La cohésion sociale et territoriale, c’est l’ADN de la Caisse des Dépôts, avec notamment une mission historique en matière de logement social à long terme et très long terme”, poursuit-il, expliquant l’intérêt d’impliquer une institution financière publique. “Nous attribuons des prêts de 15 à 60 ans, voire 80 ans, auxquels les banques commerciales ne peuvent pas répondre, à un taux unique et des remboursements fixes. Une action qui est favorisée par les partenariats signés avec les instances européennes, je pense notamment à InvestEU qui permet une addition de financements et qui est très porteur.” 

Logement social, redynamisation des centres-villes, inclusion numérique et formation, puisque la Caisse des Dépôts est le concepteur et l’opérateur en France du compte personnel de formation, sont quelques-uns des domaines d’intervention. “L’ensemble de cette stratégie par pays se coordonne et se vit aussi à l’échelon européen”, précise encore Philippe Blanchot, rappelant que le Groupe Caisse des dépôts siège au sein de l’Association européenne des investisseurs de long terme (ELTI), le club européen des banques et institutions financières publiques qui tient un rôle essentiel dans la dynamique d’investissement au sein des territoires. En 2022, les membres de l’ELTI ont engagé de nouveaux financements pour plus de 320 milliards d’euros.

Pour libérer encore les investissements nécessaires dans le domaine social, Antoine Kasel avance des propositions : “créer des incitants pour dynamiser les investissements dans le secteur privé, avec une taxonomie sociale ; exclure la contribution nationale de chaque pays au budget de l’UE du calcul de l’endettement et du déficit budgétaire pour satisfaire aux critères du Pacte de stabilité”. L’importante capacité d’investissement en Europe n’est pas démentie par tous les acteurs et intervenants sur le sujet, mais c’est plutôt une demande “de stabilité réglementaire” qui est souhaitée, comme le dit à nouveau Dominique Riquet : “si on veut se doter d’une véritable politique d’investissement de long terme au niveau de l’UE.” Un point central pour l’eurodéputé Renew Europe, qui termine son troisième mandat, et ne se représentera pas. Mais il lance néanmoins le travail de la prochaine législature. 

La Sixième édition des Assises européennes du long terme s’est tenue le 20 février 2024, dans les salons du Parlement européen à Bruxelles. Cette matinée d’échanges et de travail était organisée par le think tank Confrontations Europe présidé par Michel Derdevet, le Groupe Caisse des Dépôts et l’Intergroupe “Investissements durables à long terme et industrie européenne compétitive” présidé par Dominique Riquet (Renew Europe).
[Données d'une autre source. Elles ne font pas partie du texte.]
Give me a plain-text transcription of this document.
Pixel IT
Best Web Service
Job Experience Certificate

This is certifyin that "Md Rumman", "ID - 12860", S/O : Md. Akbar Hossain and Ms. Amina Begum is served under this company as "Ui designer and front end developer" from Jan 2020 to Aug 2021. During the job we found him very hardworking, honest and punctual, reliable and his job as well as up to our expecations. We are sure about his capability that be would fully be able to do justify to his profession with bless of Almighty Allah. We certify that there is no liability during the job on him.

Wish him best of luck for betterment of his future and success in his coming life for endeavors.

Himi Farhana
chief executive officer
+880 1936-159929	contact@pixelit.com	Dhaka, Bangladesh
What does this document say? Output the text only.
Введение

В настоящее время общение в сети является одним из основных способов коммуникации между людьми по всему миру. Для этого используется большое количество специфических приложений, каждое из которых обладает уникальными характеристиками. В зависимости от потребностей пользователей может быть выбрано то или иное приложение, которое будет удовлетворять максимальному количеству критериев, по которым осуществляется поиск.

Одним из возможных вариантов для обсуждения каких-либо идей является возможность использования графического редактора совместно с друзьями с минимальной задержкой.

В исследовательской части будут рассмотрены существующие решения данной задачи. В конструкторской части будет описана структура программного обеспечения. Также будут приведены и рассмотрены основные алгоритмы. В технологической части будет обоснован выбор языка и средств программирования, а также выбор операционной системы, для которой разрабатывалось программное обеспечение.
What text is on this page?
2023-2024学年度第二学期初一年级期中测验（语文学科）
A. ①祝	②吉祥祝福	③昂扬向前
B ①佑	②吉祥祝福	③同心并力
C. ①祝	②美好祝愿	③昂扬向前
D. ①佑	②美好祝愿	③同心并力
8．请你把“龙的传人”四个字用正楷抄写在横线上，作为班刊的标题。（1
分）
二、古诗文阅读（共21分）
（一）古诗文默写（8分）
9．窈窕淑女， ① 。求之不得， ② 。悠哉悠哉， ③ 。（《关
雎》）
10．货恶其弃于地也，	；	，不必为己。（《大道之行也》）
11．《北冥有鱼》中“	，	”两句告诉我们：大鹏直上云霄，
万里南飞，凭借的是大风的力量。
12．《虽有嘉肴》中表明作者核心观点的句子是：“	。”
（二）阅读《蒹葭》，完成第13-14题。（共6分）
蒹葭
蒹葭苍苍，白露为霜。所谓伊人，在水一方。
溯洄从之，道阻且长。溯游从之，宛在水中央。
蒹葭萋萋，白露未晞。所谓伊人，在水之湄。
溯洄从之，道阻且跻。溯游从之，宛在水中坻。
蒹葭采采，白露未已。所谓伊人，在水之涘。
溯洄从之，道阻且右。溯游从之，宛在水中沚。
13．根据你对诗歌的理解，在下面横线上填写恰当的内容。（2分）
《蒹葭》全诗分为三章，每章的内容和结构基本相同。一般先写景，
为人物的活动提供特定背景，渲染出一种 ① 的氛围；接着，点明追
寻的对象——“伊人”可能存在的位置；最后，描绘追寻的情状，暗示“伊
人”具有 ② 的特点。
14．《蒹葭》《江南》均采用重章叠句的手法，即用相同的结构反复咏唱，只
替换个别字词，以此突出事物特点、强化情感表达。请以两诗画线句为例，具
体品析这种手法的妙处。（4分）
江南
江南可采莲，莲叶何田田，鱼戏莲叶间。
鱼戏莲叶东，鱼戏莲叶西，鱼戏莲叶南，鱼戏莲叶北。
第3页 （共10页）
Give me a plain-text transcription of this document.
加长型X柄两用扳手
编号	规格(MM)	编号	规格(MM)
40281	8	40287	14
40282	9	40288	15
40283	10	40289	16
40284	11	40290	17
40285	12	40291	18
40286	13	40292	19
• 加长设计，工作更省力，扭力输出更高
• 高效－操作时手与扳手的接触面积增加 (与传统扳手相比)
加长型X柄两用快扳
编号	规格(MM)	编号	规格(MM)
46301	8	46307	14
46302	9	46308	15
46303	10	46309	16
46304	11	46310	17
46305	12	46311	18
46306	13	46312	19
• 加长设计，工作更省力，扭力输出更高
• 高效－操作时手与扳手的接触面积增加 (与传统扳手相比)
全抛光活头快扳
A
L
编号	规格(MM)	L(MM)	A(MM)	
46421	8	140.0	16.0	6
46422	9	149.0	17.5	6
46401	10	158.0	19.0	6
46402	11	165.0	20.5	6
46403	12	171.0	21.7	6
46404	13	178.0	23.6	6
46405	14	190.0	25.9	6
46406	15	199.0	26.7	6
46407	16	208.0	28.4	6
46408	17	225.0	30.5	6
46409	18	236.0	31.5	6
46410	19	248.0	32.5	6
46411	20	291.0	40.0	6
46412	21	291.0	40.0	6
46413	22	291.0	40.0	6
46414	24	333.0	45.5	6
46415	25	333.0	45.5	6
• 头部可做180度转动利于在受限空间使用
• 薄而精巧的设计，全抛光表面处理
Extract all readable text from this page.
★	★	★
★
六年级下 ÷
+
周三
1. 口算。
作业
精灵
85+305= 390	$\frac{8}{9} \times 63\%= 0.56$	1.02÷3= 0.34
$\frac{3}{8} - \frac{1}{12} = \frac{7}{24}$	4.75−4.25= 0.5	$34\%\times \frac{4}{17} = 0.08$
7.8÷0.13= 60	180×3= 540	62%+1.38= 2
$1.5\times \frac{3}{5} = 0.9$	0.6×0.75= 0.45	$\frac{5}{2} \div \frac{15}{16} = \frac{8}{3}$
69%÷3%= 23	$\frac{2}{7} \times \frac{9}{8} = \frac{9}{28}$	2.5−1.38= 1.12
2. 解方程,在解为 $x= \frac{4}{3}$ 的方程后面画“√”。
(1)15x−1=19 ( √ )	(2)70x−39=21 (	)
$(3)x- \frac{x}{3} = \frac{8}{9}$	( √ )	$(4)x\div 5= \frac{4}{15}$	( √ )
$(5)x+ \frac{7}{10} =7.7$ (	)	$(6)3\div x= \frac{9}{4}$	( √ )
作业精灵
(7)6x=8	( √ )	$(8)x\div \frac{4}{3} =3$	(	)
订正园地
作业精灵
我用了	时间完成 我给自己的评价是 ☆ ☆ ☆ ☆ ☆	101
Deux tables rondes étaient au programme, la première sur le thème du “soutien aux transitions écologique et numérique” et la seconde, dont les témoignages de cet article sont issus, sur le thème du “soutien au modèle social européen” avec Ludovic Voet, secrétaire confédéral de la Confédération européenne des syndicats ; Antoine Kasel, Chef de cabinet du Commissaire Nicolas Schmit ; Philippe Blanchot, directeur des Relations institutionnelles, internationales et européennes du Groupe caisse des Dépôts et Sylvie Brunet, eurodéputée (Renew Europe) membre de la commission de l’Emploi et des affaires sociales. 

Les débats étaient animés par Christophe Lefèvre (Comité économique et social européen).